Joey Bada$$ has grown into one of hip-hop’s new leaders, and has built a growing empire all as an independent artist. After shutting down rumors about possibly signing with Jay Z’s Roc Nation early in his career, he followed through with his first album B4.DA.$$ which helped him lay his blueprint to success for others to follow.
Right now, the Brooklyn star is down in New Orleans for the 2017 the All-Star weekend, Joey teamed up with Mountain Dew’s Courtside project to create “Victory” — a track that will have you fueled to keep up with all the hardwood action. As he holds court at DEW’s consumer experience, Courtside HQ, VIBE spoke to the Brooklyn artist about his favorite All-Star moment, his experience working on “Victory,” Chance’s Grammys sweep and more.
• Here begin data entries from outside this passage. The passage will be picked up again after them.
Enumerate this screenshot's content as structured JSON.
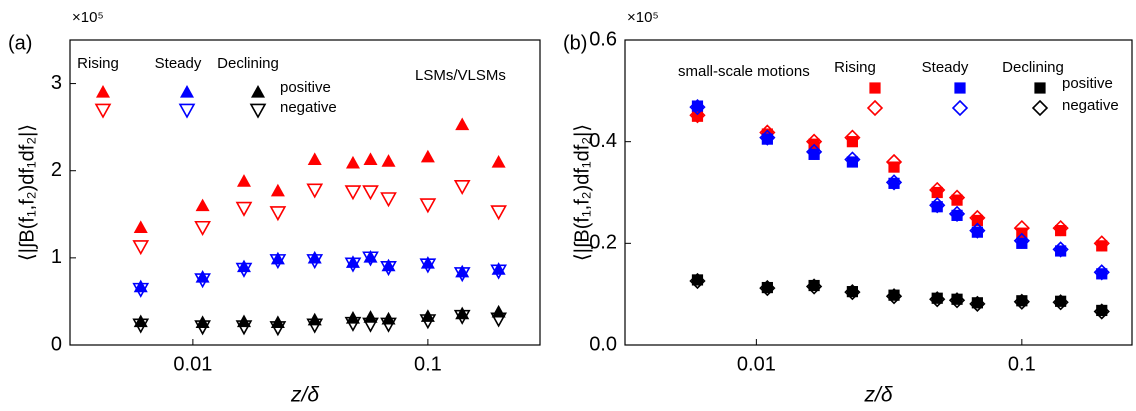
{
  "chart_data": [
    {
      "type": "scatter",
      "panel_label": "(a)",
      "y_multiplier": "×10⁵",
      "annotation": "LSMs/VLSMs",
      "xlabel": "z/δ",
      "ylabel": "⟨|∫B(f₁,f₂)df₁df₂|⟩",
      "xscale": "log",
      "xlim": [
        0.003,
        0.3
      ],
      "xticks": [
        0.01,
        0.1
      ],
      "ylim": [
        0,
        3.5
      ],
      "yticks": [
        0,
        1,
        2,
        3
      ],
      "x": [
        0.006,
        0.011,
        0.0165,
        0.023,
        0.033,
        0.048,
        0.057,
        0.068,
        0.1,
        0.14,
        0.2
      ],
      "series": [
        {
          "name": "Rising",
          "sign": "positive",
          "color": "#ff0000",
          "marker": "triangle-up",
          "values": [
            1.35,
            1.6,
            1.88,
            1.77,
            2.13,
            2.09,
            2.13,
            2.11,
            2.16,
            2.53,
            2.1
          ]
        },
        {
          "name": "Rising",
          "sign": "negative",
          "color": "#ff0000",
          "marker": "triangle-down-open",
          "values": [
            1.13,
            1.35,
            1.57,
            1.52,
            1.78,
            1.76,
            1.76,
            1.68,
            1.61,
            1.82,
            1.53
          ]
        },
        {
          "name": "Steady",
          "sign": "positive",
          "color": "#0000ff",
          "marker": "triangle-up",
          "values": [
            0.67,
            0.78,
            0.9,
            0.99,
            1.0,
            0.95,
            1.01,
            0.91,
            0.94,
            0.84,
            0.87
          ]
        },
        {
          "name": "Steady",
          "sign": "negative",
          "color": "#0000ff",
          "marker": "triangle-down-open",
          "values": [
            0.64,
            0.75,
            0.87,
            0.97,
            0.97,
            0.93,
            1.0,
            0.89,
            0.92,
            0.82,
            0.85
          ]
        },
        {
          "name": "Declining",
          "sign": "positive",
          "color": "#000000",
          "marker": "triangle-up",
          "values": [
            0.27,
            0.26,
            0.27,
            0.26,
            0.29,
            0.31,
            0.32,
            0.3,
            0.33,
            0.36,
            0.38
          ]
        },
        {
          "name": "Declining",
          "sign": "negative",
          "color": "#000000",
          "marker": "triangle-down-open",
          "values": [
            0.23,
            0.21,
            0.21,
            0.2,
            0.23,
            0.25,
            0.24,
            0.24,
            0.28,
            0.33,
            0.3
          ]
        }
      ]
    },
    {
      "type": "scatter",
      "panel_label": "(b)",
      "y_multiplier": "×10⁵",
      "annotation": "small-scale motions",
      "xlabel": "z/δ",
      "ylabel": "⟨|∫B(f₁,f₂)df₁df₂|⟩",
      "xscale": "log",
      "xlim": [
        0.0032,
        0.26
      ],
      "xticks": [
        0.01,
        0.1
      ],
      "ylim": [
        0,
        0.6
      ],
      "yticks": [
        {
          "value": 0,
          "label": "0.0"
        },
        0.2,
        0.4,
        0.6
      ],
      "x": [
        0.006,
        0.011,
        0.0165,
        0.023,
        0.033,
        0.048,
        0.057,
        0.068,
        0.1,
        0.14,
        0.2
      ],
      "series": [
        {
          "name": "Rising",
          "sign": "positive",
          "color": "#ff0000",
          "marker": "square",
          "values": [
            0.45,
            0.415,
            0.395,
            0.4,
            0.35,
            0.3,
            0.285,
            0.245,
            0.22,
            0.225,
            0.195
          ]
        },
        {
          "name": "Rising",
          "sign": "negative",
          "color": "#ff0000",
          "marker": "diamond-open",
          "values": [
            0.452,
            0.418,
            0.4,
            0.408,
            0.36,
            0.305,
            0.29,
            0.25,
            0.23,
            0.23,
            0.2
          ]
        },
        {
          "name": "Steady",
          "sign": "positive",
          "color": "#0000ff",
          "marker": "square",
          "values": [
            0.47,
            0.405,
            0.375,
            0.36,
            0.318,
            0.272,
            0.255,
            0.222,
            0.2,
            0.185,
            0.14
          ]
        },
        {
          "name": "Steady",
          "sign": "negative",
          "color": "#0000ff",
          "marker": "diamond-open",
          "values": [
            0.468,
            0.408,
            0.38,
            0.365,
            0.32,
            0.275,
            0.258,
            0.225,
            0.205,
            0.188,
            0.143
          ]
        },
        {
          "name": "Declining",
          "sign": "positive",
          "color": "#000000",
          "marker": "square",
          "values": [
            0.128,
            0.113,
            0.117,
            0.105,
            0.098,
            0.092,
            0.09,
            0.083,
            0.087,
            0.086,
            0.068
          ]
        },
        {
          "name": "Declining",
          "sign": "negative",
          "color": "#000000",
          "marker": "diamond-open",
          "values": [
            0.126,
            0.112,
            0.115,
            0.104,
            0.096,
            0.09,
            0.088,
            0.081,
            0.085,
            0.084,
            0.066
          ]
        }
      ]
    }
  ]
}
VIBE: How did you get involved with Mountain Dew’s Courtside project for NBA All Star 2017?
Joey Bada$$: Well, Mountain Dew and me have been collaborating on several different projects over the years so the rapport was definitely there already. Mountain Dew just became the official beverage sponsor of the NBA. As All-Star was coming up they were thinking about which artist they could involve into their campaign and because we had that rapport built up over the years, they thought of me right away. When they approached me with the opportunity, I thought it was perfect timing because I’ve always been a fan and lover of basketball. I wanted to be a basketball player at one point in my life, so it was definitely a seamless process, and it was definitely cool to do.
You made “Victory” and that song is easily an anthem that kids can listen to who love the sport. What does the track mean to you?
I wanted to merge the world of basketball and everyday life. I was challenged to make a song about basketball but I still didn’t want to make it too left of how I normally make songs about and what my message is. I decided to merge the two things just to create a vibe that deals with victory, winning and striving to be your best.
I have a tough question, but I have to ask as a fellow basketball head. I know you wanted to be a ball player, and you’re from Brooklyn, but who do you like better the Nets or the Knicks?
You also got to remember, back when I was a younger, and I wanted to be a ball player, the Nets hadn’t come to Brooklyn yet, so it was definitely Knicks all day!
What have been some of your favorite NBA All-Star highlights from over the years?
It gotta be from the dunk contest when Vince Carter stuffed his elbow on the rim.That probably one of the biggest highlights ever. I also remember that one year, I can’t remember whether it was ’05 or 06 — where Fred Jones caught an alley-oop and slammed that sh*t. That was one of the craziest dunks I’ve ever seen.
One of my favorites is the the three-point contest. What do you think about that challenge?
This is my first time being at All-Star weekend, so I’m super excited to see the dunk contest, the three-point contest, the skills challenge and the All-Star game.
As a New Yorker, how do you feel about the whole situation with the Knicks and how they are treating Charles Oakley?
I mean I don’t know what really happened, but I think they were a little too forceful with the way they removed him. They should have more respect for him. He’s one of the OGs. I thought that was wack. If he’s still locked up, definitely free Oakley.
What do you think of Chance’s 3 wins at the 2017 Grammys, and what does it mean for Indy artists?
I solely went to the Grammys to see Chance win. Chance is my brother. That was a big moment for all of us. Him winning secured a win for me, too. It opens doors for all independent artists across the world, independent artists like myself. I think that was a big win for hip-hop in general, and I think we are all proud of Chance. I was definitely was happy to see my brother win, and I was happy to see him perform.
The Grammys also hosted a big hip-hop moment this year when Busta Rhymes fired off his Agent Orange comments. How do you feel about the whole situation?
We are in a very important time where so many things are going with politics — and socially. I think it’s a very important time for musicians to come out, and speak up, and be the voice of the people. I love what Busta did. I love that his took that risk and used his voice on such a large platform.